The Linkage of Catalysis and Regulation in Enzyme Action. Fluoropyruvate as a Probe of Regulation in Pyruvate Decarboxylases

Abstract

Pyruvate decarboxylase, a thiamin-diphosphate (ThDP) dependent enzyme from the yeast Saccharomyces cerevisiae (SCPDC), catalyzes the conversion of fluoropyruvate to carbon dioxide, fluoride ion and acetate ion, as earlier reported for the wheat-germ enzyme (Gish, G.; Smyth, T.; Kluger, R. J. Am. Chem. Soc. 1988, 110, 6230−6234). While the fluoropyruvate reaction with the wheat-germ enzyme does not display the sigmoidal kinetics associated with hysteretic regulation by substrate that pyruvate as substrate produces with the wheat-germ enzyme, this feature and the induction period characteristic of hysteretic regulation are preserved when fluoropyruvate acts as substrate and regulator for SCPDC. The C1−13C kinetic isotope effect for fluoropyruvate with SCPDC is the same as that for pyruvate (1.008−1.009), indicating the decarboxylation step to be about 15% rate limiting in the substrate-binding/decarboxylation part of the reaction.

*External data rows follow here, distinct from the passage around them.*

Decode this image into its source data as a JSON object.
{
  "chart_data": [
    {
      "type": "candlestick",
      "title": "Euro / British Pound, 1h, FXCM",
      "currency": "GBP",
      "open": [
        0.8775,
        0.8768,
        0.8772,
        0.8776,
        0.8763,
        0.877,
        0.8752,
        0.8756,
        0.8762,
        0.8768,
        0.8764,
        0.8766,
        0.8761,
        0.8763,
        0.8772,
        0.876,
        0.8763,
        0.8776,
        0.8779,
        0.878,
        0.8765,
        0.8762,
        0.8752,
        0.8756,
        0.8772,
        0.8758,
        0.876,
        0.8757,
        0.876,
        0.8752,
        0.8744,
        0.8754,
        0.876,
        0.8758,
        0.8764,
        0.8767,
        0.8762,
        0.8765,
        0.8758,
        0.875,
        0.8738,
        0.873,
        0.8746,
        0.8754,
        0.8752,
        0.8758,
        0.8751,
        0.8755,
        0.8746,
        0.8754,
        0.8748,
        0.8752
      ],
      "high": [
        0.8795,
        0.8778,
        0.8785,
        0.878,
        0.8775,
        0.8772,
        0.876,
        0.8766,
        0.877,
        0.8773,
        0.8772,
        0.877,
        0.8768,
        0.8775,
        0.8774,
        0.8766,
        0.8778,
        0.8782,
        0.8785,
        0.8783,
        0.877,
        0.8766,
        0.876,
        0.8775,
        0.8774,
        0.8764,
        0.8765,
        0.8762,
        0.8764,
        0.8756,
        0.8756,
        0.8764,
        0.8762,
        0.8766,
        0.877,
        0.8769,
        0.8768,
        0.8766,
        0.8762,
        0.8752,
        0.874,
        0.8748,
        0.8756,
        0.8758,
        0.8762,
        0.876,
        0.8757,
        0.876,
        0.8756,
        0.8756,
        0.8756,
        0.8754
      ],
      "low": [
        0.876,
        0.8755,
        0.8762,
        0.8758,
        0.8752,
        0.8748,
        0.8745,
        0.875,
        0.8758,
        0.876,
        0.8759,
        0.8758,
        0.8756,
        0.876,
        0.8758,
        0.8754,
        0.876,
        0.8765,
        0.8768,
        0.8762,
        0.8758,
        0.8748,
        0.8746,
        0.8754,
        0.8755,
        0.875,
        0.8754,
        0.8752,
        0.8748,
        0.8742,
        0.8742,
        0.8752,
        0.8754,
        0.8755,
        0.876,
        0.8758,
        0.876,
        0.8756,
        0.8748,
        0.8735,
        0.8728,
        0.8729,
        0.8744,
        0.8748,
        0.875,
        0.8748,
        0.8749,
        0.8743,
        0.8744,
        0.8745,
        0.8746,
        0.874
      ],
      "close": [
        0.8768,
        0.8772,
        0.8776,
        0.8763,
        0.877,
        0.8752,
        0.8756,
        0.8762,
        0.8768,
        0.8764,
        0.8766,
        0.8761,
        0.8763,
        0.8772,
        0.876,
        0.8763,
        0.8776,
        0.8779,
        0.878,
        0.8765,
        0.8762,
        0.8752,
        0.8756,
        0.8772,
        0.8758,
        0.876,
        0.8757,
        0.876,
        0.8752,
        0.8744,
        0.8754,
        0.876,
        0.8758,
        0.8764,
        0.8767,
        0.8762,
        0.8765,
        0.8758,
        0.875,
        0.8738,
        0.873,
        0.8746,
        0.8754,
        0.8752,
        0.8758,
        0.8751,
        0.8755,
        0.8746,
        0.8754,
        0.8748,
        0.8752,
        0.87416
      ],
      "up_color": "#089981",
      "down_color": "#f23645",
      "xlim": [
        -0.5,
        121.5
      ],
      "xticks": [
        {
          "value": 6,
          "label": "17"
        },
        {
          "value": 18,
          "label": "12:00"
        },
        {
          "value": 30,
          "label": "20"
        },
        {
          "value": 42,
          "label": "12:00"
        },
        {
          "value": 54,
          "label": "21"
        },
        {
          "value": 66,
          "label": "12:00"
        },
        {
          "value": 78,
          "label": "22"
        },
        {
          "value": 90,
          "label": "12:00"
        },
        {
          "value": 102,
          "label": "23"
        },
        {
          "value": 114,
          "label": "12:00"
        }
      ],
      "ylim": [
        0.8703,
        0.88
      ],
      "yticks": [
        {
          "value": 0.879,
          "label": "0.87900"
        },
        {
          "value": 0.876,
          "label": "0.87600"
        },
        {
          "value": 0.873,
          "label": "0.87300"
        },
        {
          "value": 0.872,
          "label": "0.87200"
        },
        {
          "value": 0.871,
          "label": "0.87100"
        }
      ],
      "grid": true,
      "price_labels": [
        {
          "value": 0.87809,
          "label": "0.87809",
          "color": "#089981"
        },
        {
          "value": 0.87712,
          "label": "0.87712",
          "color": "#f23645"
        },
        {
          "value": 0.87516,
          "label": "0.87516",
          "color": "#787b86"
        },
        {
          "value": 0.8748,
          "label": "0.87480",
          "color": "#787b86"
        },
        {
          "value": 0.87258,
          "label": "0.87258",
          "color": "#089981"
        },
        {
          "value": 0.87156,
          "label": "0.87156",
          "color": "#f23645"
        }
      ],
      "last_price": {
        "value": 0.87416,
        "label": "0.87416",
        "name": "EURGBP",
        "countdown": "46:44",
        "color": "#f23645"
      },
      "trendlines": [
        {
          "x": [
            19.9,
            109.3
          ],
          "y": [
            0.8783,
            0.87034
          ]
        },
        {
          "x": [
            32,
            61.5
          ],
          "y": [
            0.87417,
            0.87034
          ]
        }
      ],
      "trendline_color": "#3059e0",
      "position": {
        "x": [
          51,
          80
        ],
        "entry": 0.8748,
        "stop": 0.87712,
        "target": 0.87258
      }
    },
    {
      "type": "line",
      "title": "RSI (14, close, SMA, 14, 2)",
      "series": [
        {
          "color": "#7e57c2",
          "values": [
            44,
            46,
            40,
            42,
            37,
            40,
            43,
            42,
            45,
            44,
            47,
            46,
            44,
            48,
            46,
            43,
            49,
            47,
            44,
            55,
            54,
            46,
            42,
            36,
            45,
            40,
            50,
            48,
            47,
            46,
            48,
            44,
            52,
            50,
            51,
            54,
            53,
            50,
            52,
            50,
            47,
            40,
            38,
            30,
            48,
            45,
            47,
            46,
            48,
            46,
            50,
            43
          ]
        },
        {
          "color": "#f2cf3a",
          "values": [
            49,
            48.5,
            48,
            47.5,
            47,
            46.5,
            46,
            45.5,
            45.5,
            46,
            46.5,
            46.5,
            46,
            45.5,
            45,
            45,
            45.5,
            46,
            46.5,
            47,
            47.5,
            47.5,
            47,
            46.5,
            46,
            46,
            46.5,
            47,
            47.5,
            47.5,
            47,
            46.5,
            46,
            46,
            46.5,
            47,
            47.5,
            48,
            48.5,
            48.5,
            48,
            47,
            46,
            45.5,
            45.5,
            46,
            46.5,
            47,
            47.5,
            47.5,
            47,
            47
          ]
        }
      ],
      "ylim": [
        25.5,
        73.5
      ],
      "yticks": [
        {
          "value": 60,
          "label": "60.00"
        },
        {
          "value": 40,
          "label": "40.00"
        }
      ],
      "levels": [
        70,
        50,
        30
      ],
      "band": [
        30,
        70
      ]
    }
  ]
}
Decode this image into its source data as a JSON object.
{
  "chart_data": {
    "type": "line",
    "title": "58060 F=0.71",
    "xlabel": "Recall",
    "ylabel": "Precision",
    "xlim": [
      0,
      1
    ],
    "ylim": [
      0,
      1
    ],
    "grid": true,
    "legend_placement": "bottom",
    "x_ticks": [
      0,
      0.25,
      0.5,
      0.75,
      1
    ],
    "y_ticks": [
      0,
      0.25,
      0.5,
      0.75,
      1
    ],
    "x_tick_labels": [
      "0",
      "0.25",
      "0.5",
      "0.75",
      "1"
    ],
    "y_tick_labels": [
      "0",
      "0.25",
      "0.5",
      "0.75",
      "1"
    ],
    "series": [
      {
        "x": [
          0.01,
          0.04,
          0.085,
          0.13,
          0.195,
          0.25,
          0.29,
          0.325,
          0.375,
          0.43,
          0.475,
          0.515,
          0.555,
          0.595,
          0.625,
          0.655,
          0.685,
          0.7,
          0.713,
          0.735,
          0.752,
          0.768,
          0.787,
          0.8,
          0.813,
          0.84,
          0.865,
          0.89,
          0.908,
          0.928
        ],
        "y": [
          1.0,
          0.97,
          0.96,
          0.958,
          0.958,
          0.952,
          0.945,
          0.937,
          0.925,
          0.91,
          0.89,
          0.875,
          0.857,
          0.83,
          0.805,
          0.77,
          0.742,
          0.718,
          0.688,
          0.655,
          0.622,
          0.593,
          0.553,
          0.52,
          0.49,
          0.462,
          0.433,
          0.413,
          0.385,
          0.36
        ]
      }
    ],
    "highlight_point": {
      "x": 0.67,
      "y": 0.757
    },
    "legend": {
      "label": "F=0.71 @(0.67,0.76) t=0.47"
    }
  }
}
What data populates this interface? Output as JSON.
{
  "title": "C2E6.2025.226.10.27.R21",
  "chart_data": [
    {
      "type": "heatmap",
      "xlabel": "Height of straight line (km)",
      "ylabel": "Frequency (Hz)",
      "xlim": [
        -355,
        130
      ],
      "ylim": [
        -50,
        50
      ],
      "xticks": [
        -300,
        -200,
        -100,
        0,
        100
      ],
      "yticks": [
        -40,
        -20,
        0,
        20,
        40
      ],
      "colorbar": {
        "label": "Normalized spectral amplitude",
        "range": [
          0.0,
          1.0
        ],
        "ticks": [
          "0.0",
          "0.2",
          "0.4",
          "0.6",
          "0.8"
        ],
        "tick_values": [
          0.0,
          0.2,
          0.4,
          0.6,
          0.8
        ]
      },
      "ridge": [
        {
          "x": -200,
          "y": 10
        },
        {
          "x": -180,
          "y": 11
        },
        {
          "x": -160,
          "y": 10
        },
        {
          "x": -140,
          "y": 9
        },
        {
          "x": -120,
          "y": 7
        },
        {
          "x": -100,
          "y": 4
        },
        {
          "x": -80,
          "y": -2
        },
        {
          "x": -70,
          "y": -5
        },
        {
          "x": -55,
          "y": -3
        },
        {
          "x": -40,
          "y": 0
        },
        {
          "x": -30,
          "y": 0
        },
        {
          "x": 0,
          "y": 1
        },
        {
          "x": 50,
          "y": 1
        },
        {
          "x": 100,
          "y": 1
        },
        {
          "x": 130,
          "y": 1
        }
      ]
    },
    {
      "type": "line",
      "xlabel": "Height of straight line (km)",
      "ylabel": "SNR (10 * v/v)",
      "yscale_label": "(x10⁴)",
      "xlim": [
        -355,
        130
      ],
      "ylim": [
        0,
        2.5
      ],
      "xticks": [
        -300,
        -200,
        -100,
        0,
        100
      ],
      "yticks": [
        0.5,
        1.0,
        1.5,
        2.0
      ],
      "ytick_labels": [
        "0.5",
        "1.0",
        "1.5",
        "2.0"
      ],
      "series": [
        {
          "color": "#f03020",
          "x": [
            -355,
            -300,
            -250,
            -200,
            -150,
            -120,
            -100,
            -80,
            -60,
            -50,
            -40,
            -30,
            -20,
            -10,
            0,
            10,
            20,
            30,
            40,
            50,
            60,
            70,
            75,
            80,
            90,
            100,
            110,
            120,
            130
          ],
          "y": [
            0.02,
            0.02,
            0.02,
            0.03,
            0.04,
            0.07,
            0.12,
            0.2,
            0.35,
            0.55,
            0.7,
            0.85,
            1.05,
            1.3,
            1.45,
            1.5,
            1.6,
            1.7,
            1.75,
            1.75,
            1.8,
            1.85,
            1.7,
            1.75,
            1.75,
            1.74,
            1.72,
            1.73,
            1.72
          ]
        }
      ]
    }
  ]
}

Solvent isotope effects and proton inventories are consistent with the view that fluoropyruvate regulation in SCPDC is not associated with an intracatalytic opening/closing of the active site coupled to sulfhydryl addition of cysteine-221 to the regulator keto group, as is thought to occur in pyruvate regulation of SCPDC. Product-release events in the first few catalytic cycles of the fluoropyruvate reaction, involving enzyme-catalyzed hydrolysis of acetyl-ThDP and release of acetate ion, may bring the wheat-germ enzyme into an ordinarily kinetically inaccessible enzyme-conformational regime analogous to the active form of the bacterial enzyme from Zymomonas mobilis, where the active site is permanently open without occupation of the regulatory site. Binding of fluoropyruvate at the regulatory site of SCPDC, in contrast, may remain necessary in the steady state for active-enzyme function but the active site may be permanently opened, thus not requiring the intracatalytic addition−elimination reactions at the regulatory site.